Yahoo’nun CEO’su Marissa Mayer, Google’ın 20.çalışanı olarak işe başlamıştı.

Mayer, 24 yaşındayken Google’ın 20.çalışanı olarak işe başladı ve şirketin ilk kadın mühendisi oldu. Yahoo’nun CEO’su olana kadar Google’da 13 yıl çalıştı.

Mayer, VMakers’ın yaptığı bir röportajda şöyle diyor: “Google o zamanlar şimdiki gibi büyük bir şirket değildi. 1999 Nisan’ında Google’la görüşürken, şirketin sadece yedi çalışanı vardı. Mülakatı bir pinpon masasında yaptık. Bu masa ayrıca şirketin konferans masası olarak da kullanılıyordu. O dönemler risk sermayesi yatırımcılarından kaynak arıyorlardı. Nitekim benle yaptıkları mülakattan sonra, Larry ve Sergei pinpon masasını yanlarına alarak ofisten ayrılmışlardı.”

Eskiden şirketteki herkes sizi mülakata soktuğundan ötürü, Mayer ertesi gün ikinci mülakat için tekrar şirkete gitmişti.

 

Facebook COO’su Sheryl Sandberg, Harvard’da İşletme Yönetimi yüksek lisansı yapıyordu.

Sandberg 25 yaşındayken Harvard’ın ekonomi bölümünden birincilikle mezun olmuş, eski öğretmeni ve akıl hocası, geleceğin Hazine Bakanı Larry Summers’ın yanında Dünya Bankası’nda çalışmış ve İşletme Yönetimi yüksek lisansı için Harvard’a geri dönmüştü. Sandberg, yüksek lisansını 1995 yılında tamamladı.

Sandberg, Harvard Business School’da okurken Google henüz yaratılmamıştı. Fakat okulda edindiği tecrübeler Sandberg’in internetteki potansiyeli görmesine yardımcı olmuştu.

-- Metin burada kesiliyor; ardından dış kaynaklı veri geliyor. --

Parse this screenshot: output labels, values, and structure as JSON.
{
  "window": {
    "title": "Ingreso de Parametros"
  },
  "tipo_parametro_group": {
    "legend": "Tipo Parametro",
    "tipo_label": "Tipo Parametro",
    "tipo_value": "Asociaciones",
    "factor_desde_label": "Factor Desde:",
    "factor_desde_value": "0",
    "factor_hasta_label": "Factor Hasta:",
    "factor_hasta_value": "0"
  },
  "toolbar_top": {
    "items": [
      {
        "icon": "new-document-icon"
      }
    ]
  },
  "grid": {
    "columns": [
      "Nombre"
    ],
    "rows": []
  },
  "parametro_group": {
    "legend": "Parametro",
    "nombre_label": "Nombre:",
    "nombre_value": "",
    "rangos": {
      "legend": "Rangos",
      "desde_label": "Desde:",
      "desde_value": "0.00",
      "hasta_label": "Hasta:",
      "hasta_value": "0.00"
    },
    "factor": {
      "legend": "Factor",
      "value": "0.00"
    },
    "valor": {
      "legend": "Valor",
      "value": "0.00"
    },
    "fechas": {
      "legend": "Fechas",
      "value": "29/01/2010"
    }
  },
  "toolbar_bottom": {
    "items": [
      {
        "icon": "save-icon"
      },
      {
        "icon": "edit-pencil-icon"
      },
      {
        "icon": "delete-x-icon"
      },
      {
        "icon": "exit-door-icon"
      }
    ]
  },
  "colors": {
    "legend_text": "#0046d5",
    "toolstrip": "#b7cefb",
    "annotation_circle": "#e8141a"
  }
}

Sandberg, geçen yıl Harvard Business School’un mezuniyet töreninde yaptığı konuşmada şunları söyledi:

“Şu anda sizin oturduğunuz yerde yıllar önce ben oturuyordum. Aradan geçen yıllar içerisinde dünya çok değişti. Benim bölümüm, yani B bölümü, Harvard Business School’un ilk online dersini yapmaya çalışmıştı. AOL sohbet odası ve çevirmeli hizmet kullanmak zorunda kalmıştık. Ebeveynleriniz size bunların ne olduğunu açıklayabilir. İnternet ortamına gerçek isminizi vermek söz konusu dahi olamayacağı için hepimiz kendimize bir rumuz bulmak durumundaydık. Sistem asla çalışmaz, hep hata verirdi. Dünya, 90 kişinin aynı anda çevrimiçi iletişime geçmesine henüz hazır değildi. Fakat yine de geleceği öngörmüş, teknolojinin bizi meslektaşlarımızla, ailelerimizle ve arkadaşlarımızla kolayca iletişime geçireceğini bir anlığına da olsa görür gibi olmuştuk.”

 

Warren Buffett, Omaha’da yatırım pazarlamacılığı yapıyordu.

Buffett, 20’li yaşlarının başında Omaha’da bulunan Buffett-Falk & Co. için yatırım pazarlamacılığı yapıyordu. 26 yaşında, hisse senedi analisti olarak çalışmak için New York’a taşındı. Aynı yıl, Omaha’da Buffett Partnership, Ltd. isimli bir yatırım ortaklığı şirketi kurdu.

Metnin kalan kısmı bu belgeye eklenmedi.